When more than one argument position is declared with a polymorphic type, the net effect is that only certain combinations of actual argument types are allowed. For example, a function declared as equal(anyelement, anyelement) takes any two input values, so long as they are of the same data type.

When the return value of a function is declared as a polymorphic type, there must be at least one argument position that is also polymorphic, and the actual data type supplied as the argument determines the actual result type for that call. For example, if there were not already an array subscripting mechanism, one could define a function that implements subscripting as subscript(anyarray, integer) returns anyelement. This declaration constrains the actual first argument to be an array type, and allows the parser to infer the correct result type from the actual first argument's type. Another example is that a function declared as myfunc(anyarray) returns anyenum will only accept arrays of enum types.

Note that anynonarray and anyenum do not represent separate type variables; they are the same type as anyelement, just with an additional constraint. For example, declaring a function as myfunc(anyelement, anyenum) is equivalent to declaring it as myfunc(anyenum, anyenum): both actual arguments must be the same enum type.

A variadic function (one taking a variable number of arguments) is polymorphic when its last parameter is declared as VARIADIC anyarray. For purposes of argument matching and determining the actual result type, such a function behaves the same as if you had declared the appropriate number of anynonarray parameters.

For more information about polymorphic types, see the Postgres documentation about Polymorphic Arguments and Return Types.

Table Value Expressions

The anytable pseudo-type declares a function argument that is a table value expression. The notation for a table value expression is a SELECT statement enclosed in a TABLE() function. You can specify a distribution policy for the table by adding SCATTER RANDOMLY, or a SCATTER BY clause with a column list to specify the distribution key.

The SELECT statement is executed when the function is called and the result rows are distributed to segments so that each segment executes the function with a subset of the result table.

For example, this table expression selects three columns from a table named customer and sets the distribution key to the first column:

TABLE(SELECT cust_key, name, address FROM customer SCATTER BY 1)
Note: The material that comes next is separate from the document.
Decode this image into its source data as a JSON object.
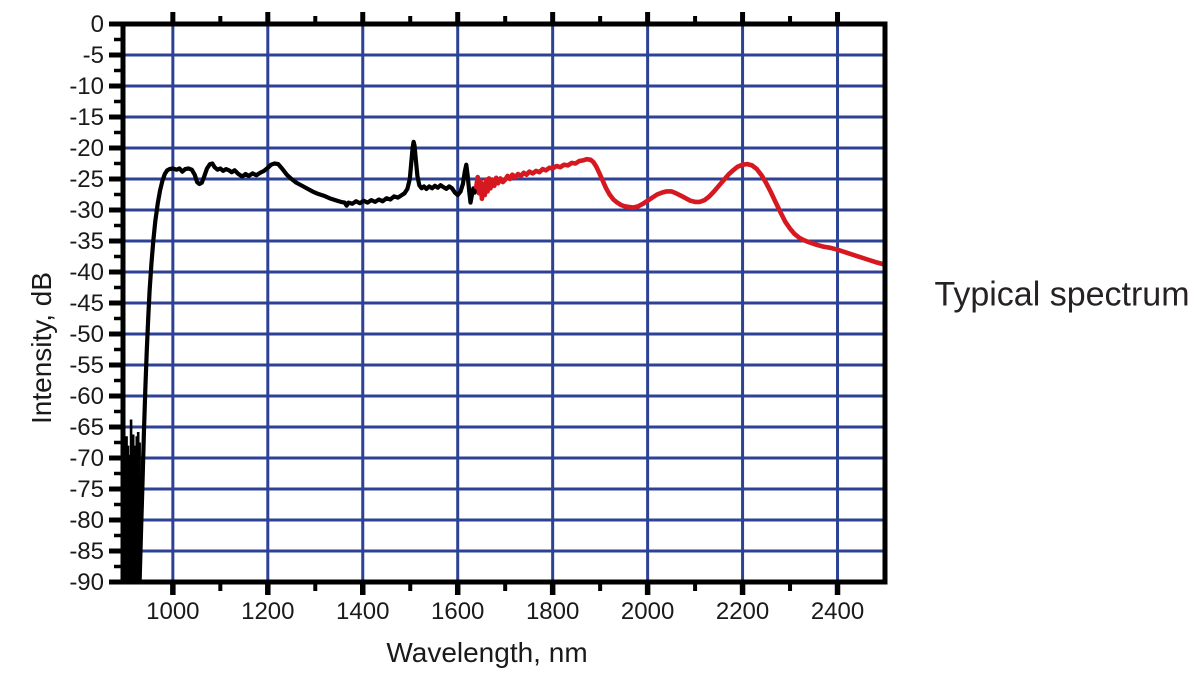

The SELECT statement may include joins on multiple base tables, WHERE clauses, aggregates, and any other valid query syntax.

The anytable type is only permitted in functions implemented in the C or C++ languages. The body of the function can access the table using the Greenplum Database Server Programming Interface (SPI) or the Greenplum Partner Connector (GPPC) API.

The anytable type is used in some user-defined functions in the Pivotal GPText API. The following GPText example uses the TABLE function with the SCATTER BY clause in the GPText function gptext.index() to populate the index mydb.mytest.articles with data from the messages table:
SELECT * FROM gptext.index(TABLE(SELECT * FROM mytest.messages 
          SCATTER BY distrib_id), 'mydb.mytest.messages');

For information about the function gptext.index(), see the Pivotal GPText documentation.

1 For variable length data types, if the data is greater than or equal to 127 bytes, the storage overhead is 4 bytes instead of 1.